I try to power off my phone. It stays the same.
“Great,” I mutter to myself.
I wonder if I shouldn’t go knock on the downstairs neighbors door instead of going straight into my apartment when I don’t even know for sure it’s my sister in there. I’ve seen them a couple of times in passing. They seem nice. If I ever bothered to memorize anyone’s phone numbers I could borrow their phone.
The light in the window seems to dim for a second like someone is moving around in my apartment.
I could be imagining it.
I could call the police. I’m not expecting company. It could be an intruder.
Which would be a lot of fuss for nothing if it’s just my sister.
I don’t know my neighbors that much more than I would know an intruder, and my hand is bleeding, and I’m kind of freaked out by the text message even though there’s no logical reason to be–
Marching up the stairs the rest of the way, I’m taking deep breaths and thinking about what’s by the door that I can use as a weapon if I need to.
I get to the top, pull out my key.
One more deep breath in.
I hear a door open and for a moment my heart stops, because I think it’s mine.
“Hey,” someone says behind me. The door that faces mine shuts as I leap about a mile in the air, spinning on my toes. My phone nearly tumbles down the stairs again. I’m pretty sure hummingbird hearts don’t hammer as fast as mine is.
I haven’t met the neighbor from across before. He’s stepping out and locking his door as I stammer, “H– hey.”
I’m holding on to my phone for dear life. I’m pretty sure I’ve bled on it now. He looks me up and down for a moment and I feel ridiculous.
“Aren’t you going in?” he asks. He looks from me to my door.

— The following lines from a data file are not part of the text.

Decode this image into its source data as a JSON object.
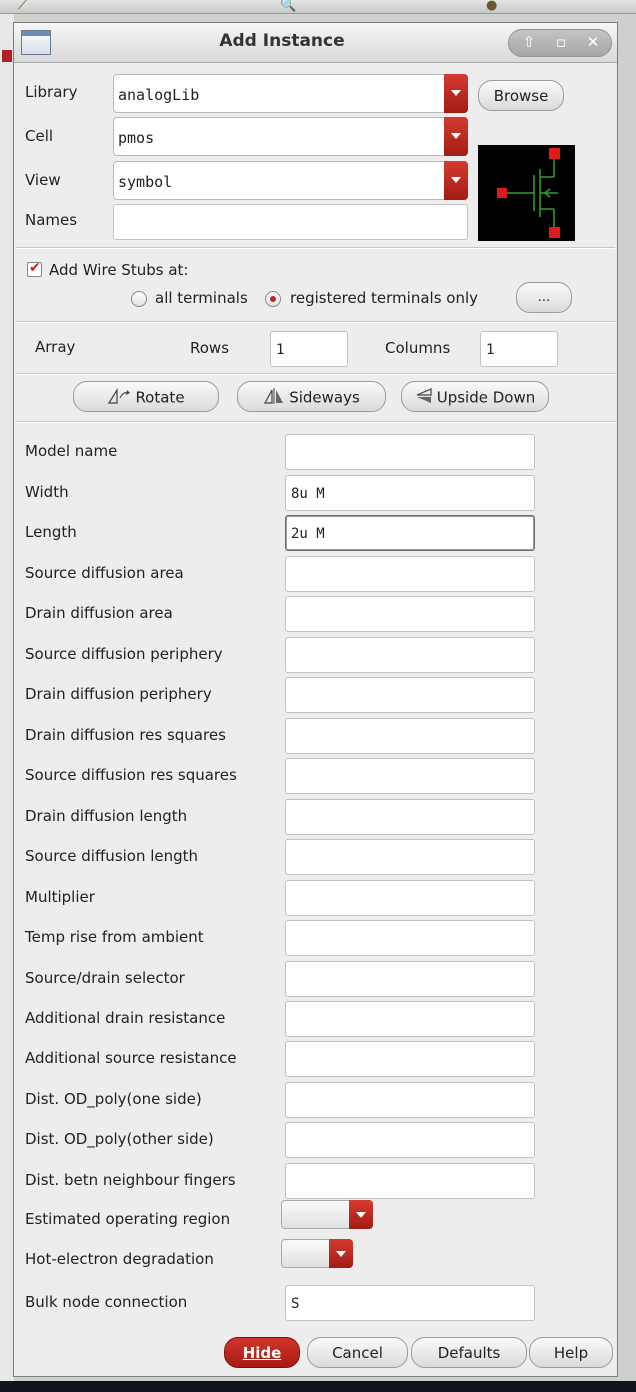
{
  "dialog": {
    "title": "Add Instance",
    "window_controls": [
      "up-arrow-icon",
      "maximize-icon",
      "close-icon"
    ]
  },
  "selection": {
    "library_label": "Library",
    "library_value": "analogLib",
    "browse_label": "Browse",
    "cell_label": "Cell",
    "cell_value": "pmos",
    "view_label": "View",
    "view_value": "symbol",
    "names_label": "Names",
    "names_value": ""
  },
  "wire_stubs": {
    "label": "Add Wire Stubs at:",
    "checked": true,
    "option_all": "all terminals",
    "option_registered": "registered terminals only",
    "selected": "registered terminals only",
    "more_label": "..."
  },
  "array": {
    "label": "Array",
    "rows_label": "Rows",
    "rows_value": "1",
    "columns_label": "Columns",
    "columns_value": "1"
  },
  "transform": {
    "rotate": "Rotate",
    "sideways": "Sideways",
    "upside_down": "Upside Down"
  },
  "params": [
    {
      "label": "Model name",
      "value": ""
    },
    {
      "label": "Width",
      "value": "8u M"
    },
    {
      "label": "Length",
      "value": "2u M"
    },
    {
      "label": "Source diffusion area",
      "value": ""
    },
    {
      "label": "Drain diffusion area",
      "value": ""
    },
    {
      "label": "Source diffusion periphery",
      "value": ""
    },
    {
      "label": "Drain diffusion periphery",
      "value": ""
    },
    {
      "label": "Drain diffusion res squares",
      "value": ""
    },
    {
      "label": "Source diffusion res squares",
      "value": ""
    },
    {
      "label": "Drain diffusion length",
      "value": ""
    },
    {
      "label": "Source diffusion length",
      "value": ""
    },
    {
      "label": "Multiplier",
      "value": ""
    },
    {
      "label": "Temp rise from ambient",
      "value": ""
    },
    {
      "label": "Source/drain selector",
      "value": ""
    },
    {
      "label": "Additional drain resistance",
      "value": ""
    },
    {
      "label": "Additional source resistance",
      "value": ""
    },
    {
      "label": "Dist. OD_poly(one side)",
      "value": ""
    },
    {
      "label": "Dist. OD_poly(other side)",
      "value": ""
    },
    {
      "label": "Dist. betn neighbour fingers",
      "value": ""
    }
  ],
  "dropdown_params": {
    "operating_region_label": "Estimated operating region",
    "hot_electron_label": "Hot-electron degradation"
  },
  "bulk": {
    "label": "Bulk node connection",
    "value": "S"
  },
  "footer": {
    "hide": "Hide",
    "cancel": "Cancel",
    "defaults": "Defaults",
    "help": "Help"
  },
  "colors": {
    "accent_red": "#c0241c",
    "preview_bg": "#000000",
    "preview_wire": "#2fa02f"
  }
}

I look back at my door and then at my window where the light is still on. “Yeah, it’s just– I wasn’t expecting company.” I must look nuts. He frowns.

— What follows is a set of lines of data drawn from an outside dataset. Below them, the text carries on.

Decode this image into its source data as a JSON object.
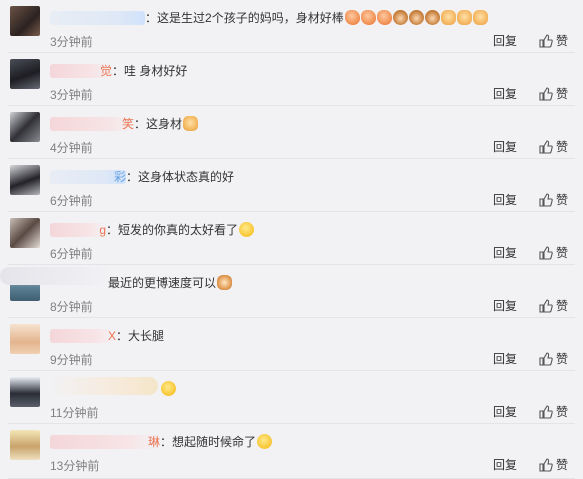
{
  "comments": [
    {
      "user_tail": "",
      "user_style": "blue",
      "colon": "：",
      "text": "这是生过2个孩子的妈吗，身材好棒",
      "emojis": [
        "e-muscle",
        "e-muscle",
        "e-muscle",
        "e-monkey",
        "e-monkey",
        "e-monkey",
        "e-fist",
        "e-fist",
        "e-fist"
      ],
      "time": "3分钟前",
      "reply": "回复",
      "like": "赞"
    },
    {
      "user_tail": "觉",
      "user_style": "pink",
      "colon": "：",
      "text": "哇 身材好好",
      "emojis": [],
      "time": "3分钟前",
      "reply": "回复",
      "like": "赞"
    },
    {
      "user_tail": "笑",
      "user_style": "pink",
      "colon": "：",
      "text": "这身材",
      "emojis": [
        "e-thumb"
      ],
      "time": "4分钟前",
      "reply": "回复",
      "like": "赞"
    },
    {
      "user_tail": "彩",
      "user_style": "blue",
      "colon": "：",
      "text": "这身体状态真的好",
      "emojis": [],
      "time": "6分钟前",
      "reply": "回复",
      "like": "赞"
    },
    {
      "user_tail": "g",
      "user_style": "pink",
      "colon": "：",
      "text": "短发的你真的太好看了",
      "emojis": [
        "e-kiss"
      ],
      "time": "6分钟前",
      "reply": "回复",
      "like": "赞"
    },
    {
      "user_tail": "",
      "user_style": "pink",
      "colon": "",
      "text": "最近的更博速度可以",
      "emojis": [
        "e-cat"
      ],
      "time": "8分钟前",
      "reply": "回复",
      "like": "赞"
    },
    {
      "user_tail": "X",
      "user_style": "pink",
      "colon": "：",
      "text": "大长腿",
      "emojis": [],
      "time": "9分钟前",
      "reply": "回复",
      "like": "赞"
    },
    {
      "user_tail": "",
      "user_style": "pink",
      "colon": "",
      "text": "",
      "emojis": [
        "e-laugh"
      ],
      "time": "11分钟前",
      "reply": "回复",
      "like": "赞"
    },
    {
      "user_tail": "琳",
      "user_style": "pink",
      "colon": "：",
      "text": "想起随时候命了",
      "emojis": [
        "e-tongue"
      ],
      "time": "13分钟前",
      "reply": "回复",
      "like": "赞"
    }
  ],
  "icons": {
    "like": "thumbs-up-icon"
  },
  "colors": {
    "time": "#808080",
    "username": "#eb7350",
    "background": "#f2f2f5"
  }
}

“What about the girl? What’s her name?”
I frown. “What girl?”
My phone chimes.
His brow furrows. “I’ve helped her take in groceries a couple of times. She’s usually coming back same time I do a little before six– about five forty-ish.”
My phone chimes again. I don’t want to look at it.
“But I live alone,” I say.
The light in my living room starts to flicker on and off. My phone starts chiming quickly over and over again, and we can hear furniture suddenly moving quickly inside my apartment. My neighbor’s eyes get big and I can see sweat start to shimmer on his face.
My door creaks open behind me.
The neighbor yells and bolts past me down the stairs.
There’s only my shadow in front of me cast long by my living room light, now steady, but someone from my doorway says, “Welcome home, love. I made your favorite.”